Data Profiling improvements
Refreshed UI
In 23.2 we refreshed the UI of data profiling window:
- Ribbon options have been grouped
- Sparklines and progress icons have been updated
- Context menu have been updated
Blocking classified fields
Now, Dataedo will not profile and save data for columns that have classification.
You can define what classification labels disable what profiling steps.
Filtering tables
Now Dataedo allows you to add where clause to tables (and views) to limit rows that will be profiled.
Value distribution chart
Dataedo now builds value distribution chart for numbers columns, and length distribution for text columns.
Sample data as a tab
We added Sample data tab directly to the table form so it is easier to preview table sample rows. This information is stored only in Desktop memory and is not saved in the repository or shared with other users.
Re-run profiling
Now you can re-run profiling for the same set of tables, columns and settings of profiling scope with one button.
Running profiling from command line
You can also re-run profiling using command line which means you can schedule profiling operation.
Other improvements
- You can now also profile saved SQL Queries
- Profiling skips empty tables
Dataedo Portal
This section lists changes in Dataedo Portal, formerly known as Dataedo Web Catalog).
Preview pane
Dataedo 23.2 Portal has a convenient preview pane, that presents basic information about selected object, in the example below a column in the table, without the need for opening of a new page. Click arrow next to the name to go to the object page.
History of changes in Portal
Since 10.2 and 10.3 we are saving changes to descriptions, titles and custom fields, both from Desktop and Portal. There is also an option to view this history for each field in Desktop.
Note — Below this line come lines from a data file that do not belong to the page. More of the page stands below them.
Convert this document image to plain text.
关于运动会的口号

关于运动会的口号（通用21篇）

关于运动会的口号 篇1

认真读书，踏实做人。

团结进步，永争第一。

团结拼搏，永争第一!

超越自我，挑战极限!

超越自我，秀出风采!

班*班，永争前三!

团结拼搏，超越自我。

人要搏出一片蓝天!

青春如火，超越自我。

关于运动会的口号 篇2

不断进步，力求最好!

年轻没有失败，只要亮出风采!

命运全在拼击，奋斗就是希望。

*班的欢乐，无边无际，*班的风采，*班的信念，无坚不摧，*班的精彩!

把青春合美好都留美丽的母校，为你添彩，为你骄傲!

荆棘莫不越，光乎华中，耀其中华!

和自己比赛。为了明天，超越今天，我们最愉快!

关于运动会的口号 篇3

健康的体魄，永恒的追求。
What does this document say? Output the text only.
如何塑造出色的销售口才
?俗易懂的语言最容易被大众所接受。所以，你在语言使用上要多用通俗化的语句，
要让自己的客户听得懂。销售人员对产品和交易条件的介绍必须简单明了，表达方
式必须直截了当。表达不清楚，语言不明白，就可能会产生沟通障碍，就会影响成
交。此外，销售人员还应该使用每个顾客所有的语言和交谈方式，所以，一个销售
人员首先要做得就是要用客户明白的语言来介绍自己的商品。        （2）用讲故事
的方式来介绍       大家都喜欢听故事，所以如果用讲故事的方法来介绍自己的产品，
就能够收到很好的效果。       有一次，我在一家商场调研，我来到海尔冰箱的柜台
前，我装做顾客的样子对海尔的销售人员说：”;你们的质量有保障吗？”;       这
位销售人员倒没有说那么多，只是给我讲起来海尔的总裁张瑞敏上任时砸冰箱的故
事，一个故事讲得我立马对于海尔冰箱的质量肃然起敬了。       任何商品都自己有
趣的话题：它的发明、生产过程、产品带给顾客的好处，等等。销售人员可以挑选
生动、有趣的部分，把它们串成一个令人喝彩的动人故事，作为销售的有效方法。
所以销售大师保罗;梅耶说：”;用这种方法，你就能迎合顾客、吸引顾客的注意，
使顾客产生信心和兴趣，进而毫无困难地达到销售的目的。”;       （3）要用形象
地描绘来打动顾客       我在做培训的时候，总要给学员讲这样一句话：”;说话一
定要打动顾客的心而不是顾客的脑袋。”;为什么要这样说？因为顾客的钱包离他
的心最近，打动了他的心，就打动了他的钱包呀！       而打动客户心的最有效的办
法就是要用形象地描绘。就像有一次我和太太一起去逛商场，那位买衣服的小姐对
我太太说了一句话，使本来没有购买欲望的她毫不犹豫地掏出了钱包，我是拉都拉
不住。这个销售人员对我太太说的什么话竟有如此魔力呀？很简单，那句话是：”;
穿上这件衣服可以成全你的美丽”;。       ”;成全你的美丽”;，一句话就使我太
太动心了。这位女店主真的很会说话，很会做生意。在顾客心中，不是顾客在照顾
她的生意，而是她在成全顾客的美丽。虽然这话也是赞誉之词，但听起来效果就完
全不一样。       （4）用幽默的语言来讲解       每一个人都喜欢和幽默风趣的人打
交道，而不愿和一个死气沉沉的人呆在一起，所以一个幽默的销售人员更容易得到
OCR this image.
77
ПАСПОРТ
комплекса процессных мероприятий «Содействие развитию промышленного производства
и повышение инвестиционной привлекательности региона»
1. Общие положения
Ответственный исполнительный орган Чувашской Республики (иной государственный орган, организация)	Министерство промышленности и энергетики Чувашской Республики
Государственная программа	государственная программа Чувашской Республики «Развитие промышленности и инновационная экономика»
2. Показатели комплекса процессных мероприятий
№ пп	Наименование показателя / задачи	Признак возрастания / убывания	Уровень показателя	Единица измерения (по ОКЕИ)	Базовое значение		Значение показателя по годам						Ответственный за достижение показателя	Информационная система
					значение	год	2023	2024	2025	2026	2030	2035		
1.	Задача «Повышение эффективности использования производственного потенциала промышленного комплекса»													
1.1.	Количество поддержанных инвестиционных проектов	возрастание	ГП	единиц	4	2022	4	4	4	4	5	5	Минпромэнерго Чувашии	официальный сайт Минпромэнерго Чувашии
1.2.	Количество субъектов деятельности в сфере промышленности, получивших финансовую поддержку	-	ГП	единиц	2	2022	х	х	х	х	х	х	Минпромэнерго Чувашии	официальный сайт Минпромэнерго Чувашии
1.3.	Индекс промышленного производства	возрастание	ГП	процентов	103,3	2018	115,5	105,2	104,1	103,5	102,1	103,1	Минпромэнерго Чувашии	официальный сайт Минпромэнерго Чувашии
Now, we added this capability to Portal.
Customization
From now on, you can customize the following elements of Dataedo Portal :
- Logo
- Login page background
- Login page additional information box
- Portal name
- Home page additional information box
To customize portal, log in as an admin, go to System Settings > Customization.
Search redesigned
New search is faster and groups different types of objects in separate tabs.
Open in Desktop
In 23.1 we added in Dataedo Desktop an "Open in Web" button, that allows you to quickly open the same page in Dataedo Portal (formerly Dataedo Web). Now, we added a similar button in Portal that allows you to open the same object in Dataedo Desktop - "Open in Desktop".
Business Glossary types configuration
Now, you can add/edit glossary entry types directly in the Portal.
Improved code diff
In schema change tracking report we improved:
- Before and after code are aligned to the same lines
- Marking removed and new fragments in red/green
Dataedo Desktop
This section lists changes in Dataedo Desktop.
New navigation and double click
In 23.2 Desktop got a complete overhaul of the navigation. The repository explorer now has two layers. Items got grouped into categories what makes it easier to navigate.
Now, you have to double click on the object to open it.
Breadcrumbs, history and Back button
A long awaited new feature - option to go back to the last visited object. We have made a full package - Windows-like breadcrumbs (that in next version will allow copy and paste), back button and history of viewed objects.
You can navigate repository in the breadcrumb:
Browser-like stacked history:
Full history (for current session):
Secure repository connection
To make it more secure to host Dataedo Portal and repository in the cloud Desktop now allows you to connect to the repository over SSH tunnel.
Before you upgrade
Before you upgrade consider the following:
- Upgrade requirements - this release requires upgrade of the following:
- Repository
- Dataedo Portal (formerly Web Catalog)
- Dataedo Desktop
- Check your plan - not all the features added in 23.2 are available in all the plans. Check the overview of plans and check your plan in Dataedo Account.